You shouldn't use the event inside of another event function. That's not going to work.

Use this code instead:

$(function() {  
    $("#videopreview").click(function() {
        $("#videolarge").css({ display: 'block' });
        $("#videopreview").css({ display: 'none' });
    });
    $("#videolarge").click(function(){ return false; });
    $(document).one("click", function() { 
        $("#videolarge").css({ display: 'none' });
        $("#videopreview").css({ display: 'block' });
    });
});
share|improve this answer
    
Thanks to the previous answers I found a solution. Now a new problem show up. In my div, I run a video. When I hide with "display:none", the video is still running in the background. Can I resolve this with jquery or it is in the Youtube API side ? –  user1708580 Feb 2 '13 at 17:49
    
@user1708580 are you using youtube to show the video? –  ahmadali shafiee Feb 2 '13 at 17:54
    
@user1708580 take a look at here (I'm in iran so I can't see the site :() or you can take a look at this question or the best way is Google it! –  ahmadali shafiee Feb 2 '13 at 17:55
    
Yes you are right, i'm using Youtube video. But I will use it for several video platform. So I was hopping to find a general solution with Jquery not each API. –  user1708580 Feb 2 '13 at 17:58
    
@user1708580 I think there is no general way and you should do it for each api! –  ahmadali shafiee Feb 3 '13 at 17:43

If you attach both handlers right from the start, but in the document.click handler check if the large video is visible before trying to do anything, and also check that it wasn't the video preview that was clicked.
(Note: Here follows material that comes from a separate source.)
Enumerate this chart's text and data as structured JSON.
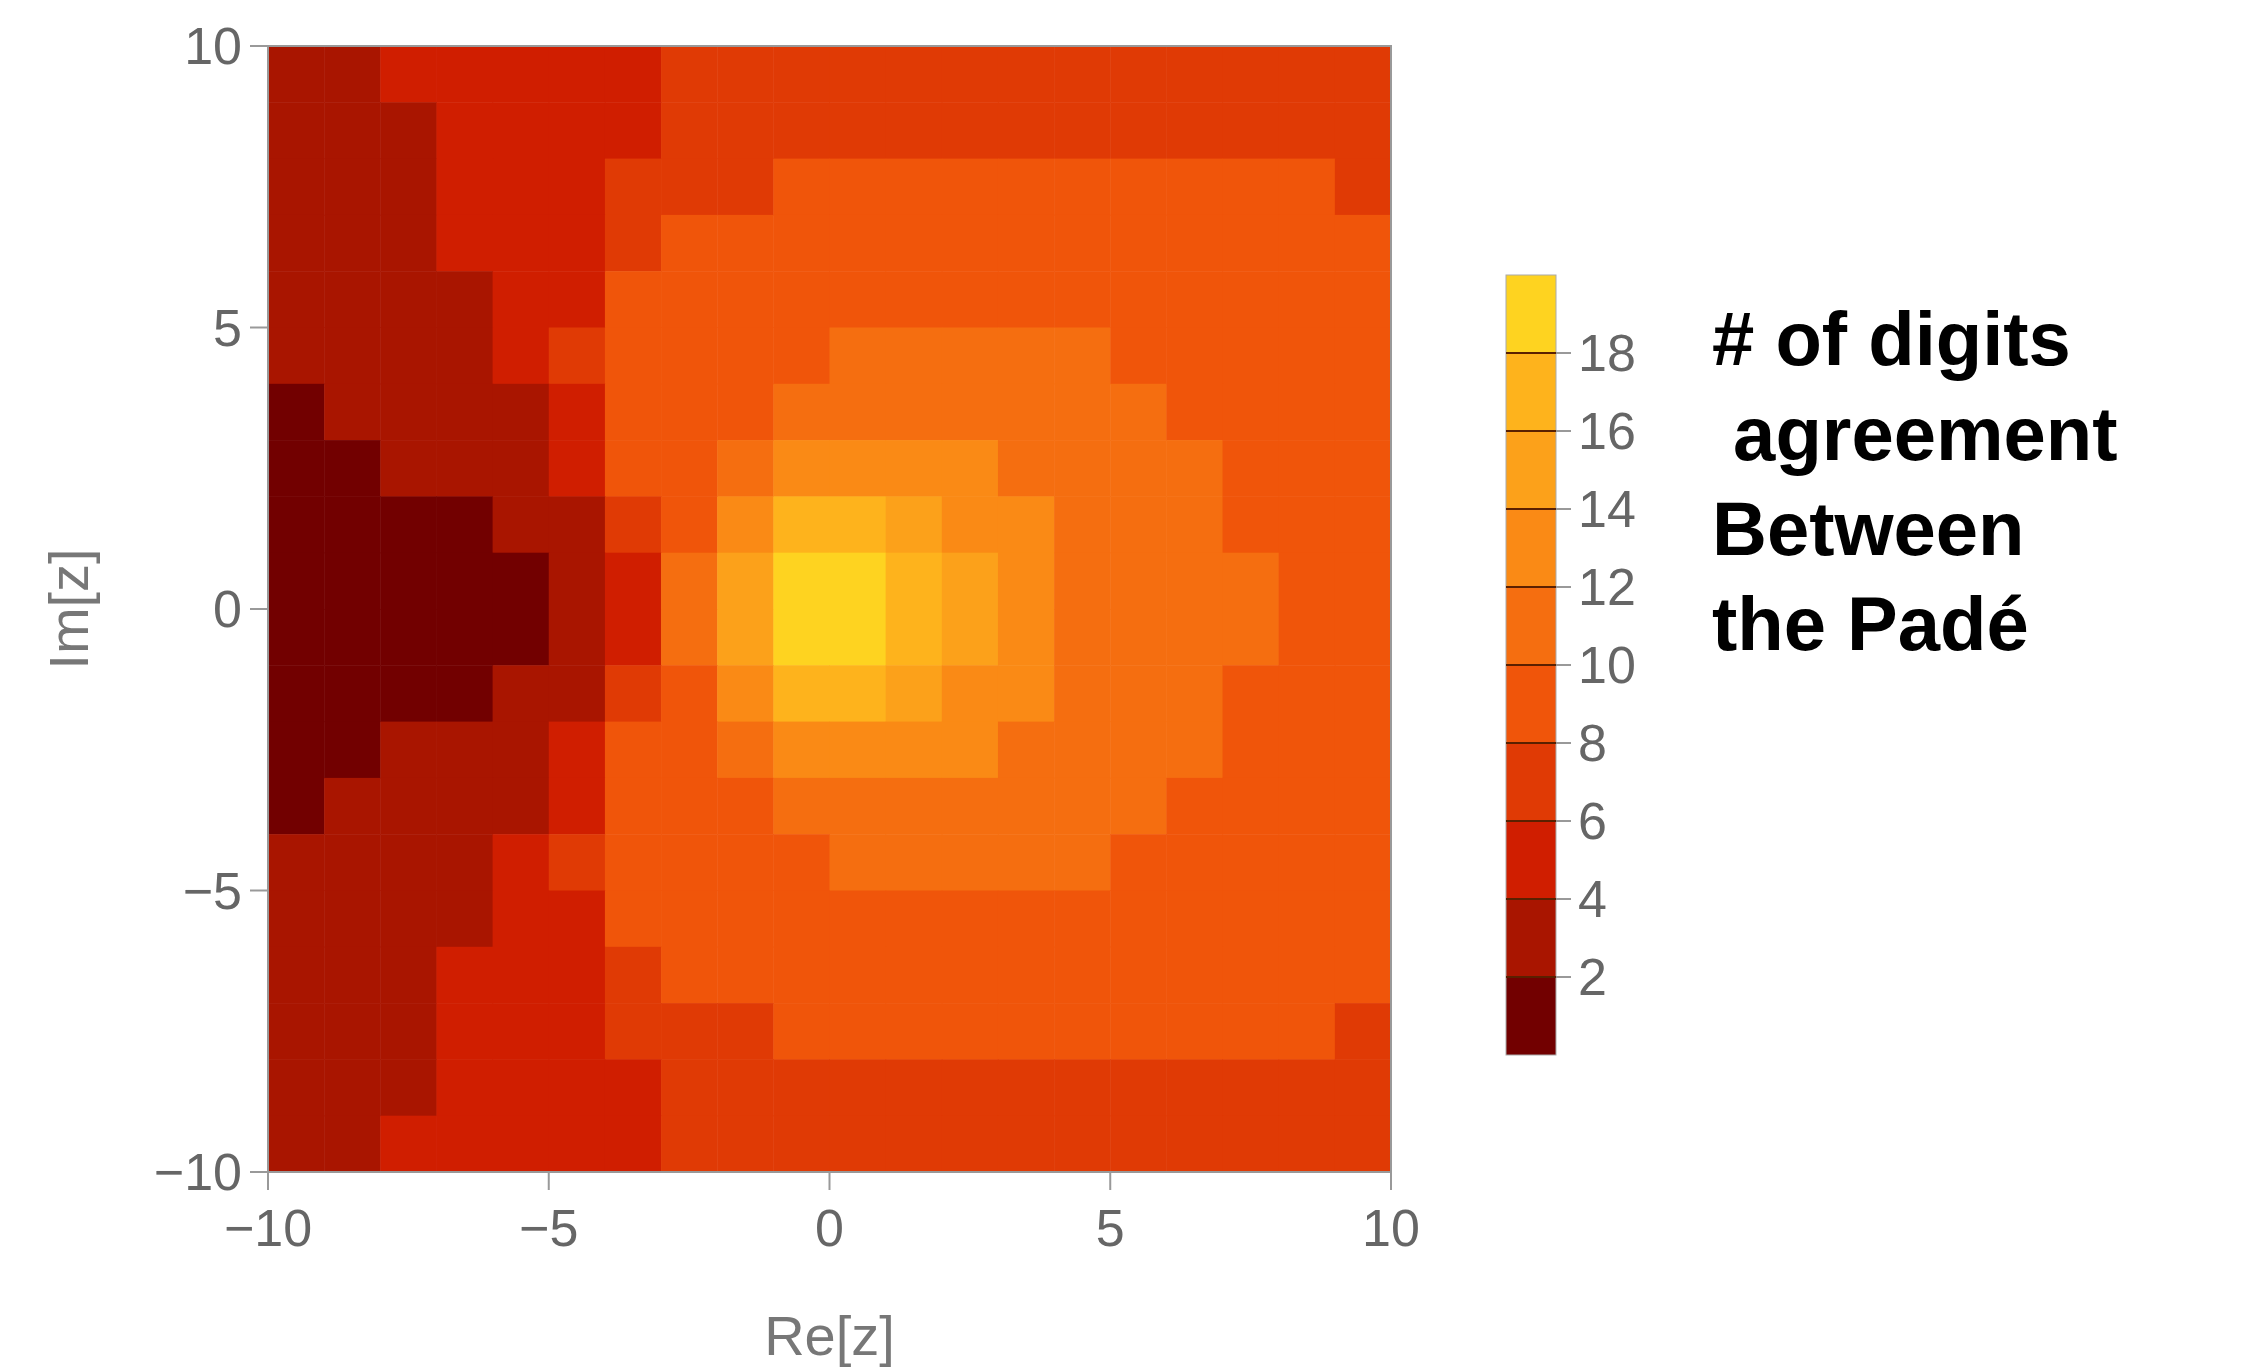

Something like:

$(function()
{  
    $("#videopreview").on('click', function()
    {
        $("#videolarge").css({ display: 'block' });
        $("#videopreview").css({ display: 'none' });
    });

    $(document).on("click", function(e)
    {
        if ($("#videolarge").is(":visible") && e.target.id !== "videopreview")
        {
            $("#videolarge").css({ display: 'none' });
            $("#videopreview").css({ display: 'block' });
        }
    });
});

Side note: Instead of directly setting the CSS properties of the two elements, it might be neater and faster to have appropriate CSS classes that you can add or remove.